Во время проповеди Катре увидела на кладбище Винцаса и Гене. Хотела с ними поговорить и попросила у паненки позволения побыть с соседями — вечером она сама придет в поместье. Паненка согласилась.

Отыскав молодых Бальсисов, Катре пошла с ними. Ее очень заботило, побывал ли Вннцас в Лидишкес, какие новости о Пятрасе. Узнав, что Пятрас жив и здоров, хорошо выглядит, неплохо устроился у дяди, очень обрадовалась. Еще большая радость и теплое чувство заполнили ее сердце, когда услышала, что Пятрас тревожится за нее и даже сердится, зачем она согласилась служить в поместье. Винцас диву давался, видя, как сразу повеселела Катре после его рассказа.

Всего второй месяц Катре служит у панны Скродской, но за такой краткий срок она сильно изменилось. Внешний вид, правда, почти прежний, особенно по праздникам — в костел или в Шиленай Катре отправляется в собственном платье, ничем не отличаясь от других деревенских девушек.

Но в ее характере заметны новые черточки. Способная, умная и восприимчивая от природы, она, когда отец заставил ее пойти в хоромы, напрягла всю свою волю, чтобы противостоять панским прихотям. Пришлось быть осторожной и осмотрительной, многое предвидеть и предугадывать. Смелый отпор, который она сумела дать Скродскому, внушил Катре веру в свои силы.

Эту веру укрепляли и некоторые дворовые, особенно — кучер Пранцишкус, садовник Григялис и Агота. Кучер всякий раз, встречая ее, широко ухмылялся:

— Ну, Катре, что у тебя слыхать? Как там в барских покоях? — и многозначительно оборачивался в сторону хором.

— Ничего, Пранцишкус, все хорошо, — отвечала она тоже с красноречивой усмешкой.

— Стелешь пану постель? — не унимался кучер.

— А хоть бы и так, разве нет у меня вот этого? — " подчас отшучивалась она, грозно сжимая пальцы, словно готовясь вцепиться в воображаемого противника.

Пранцишкус удовлетворенно усмехался.

— Ну, ну, смотри! — прикидываясь сердитым, предупреждал он. — А ежели что, так в морду, — добавлял кучер на прощание.

Постоянное общение с паненкой понемногу развивало и ум Катре.

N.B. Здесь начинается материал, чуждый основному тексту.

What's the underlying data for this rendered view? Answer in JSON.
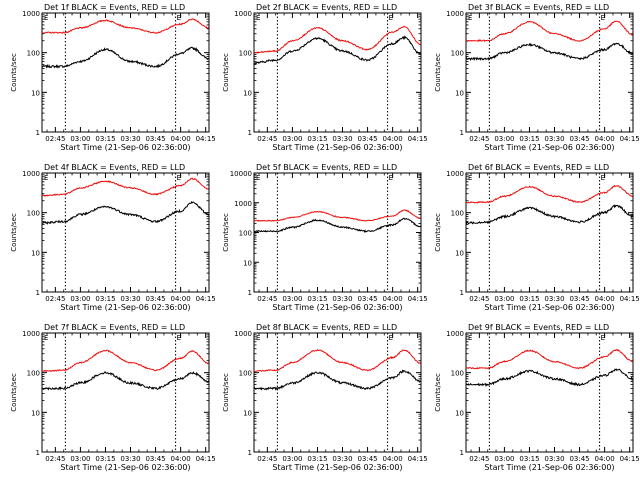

Ядвига любила рассказывать про варшавское житье и театры, про книги, прочитанные ею, про деятельность польской молодежи и про большие события, которые вскоре начнутся в Польше и Литве. От таких разговоров начинала шире мыслить и Катре. Она чаще вспоминала, что говорил Пятрас, что сказал Мацкявичюс, когда распекал ее отца, а сегодня, слушая проповедь, понимала, какая связь между словами ксендза и жизнью багинских крепостных.

И, встретясь с Винцасом и Гене, Катре уже не убивалась, как прежде, а с надеждой говорила о своем нынешнем положении и о том, что будет дальше.

— Правильно толкуют, нет худа без добра, — шутила она. — Так и с моей службой. Паненка обо мне заботится. Увидите, уговорим и пана, и моего отца не мешать нашей женитьбе. Мне бы с Пятрасом повидаться и все ему рассказать! Да как нам встретиться?

Все втроем ломали себе голову, но ничего не придумали. Пятрасу сюда приезжать нельзя, невозможно и Катре его проведать.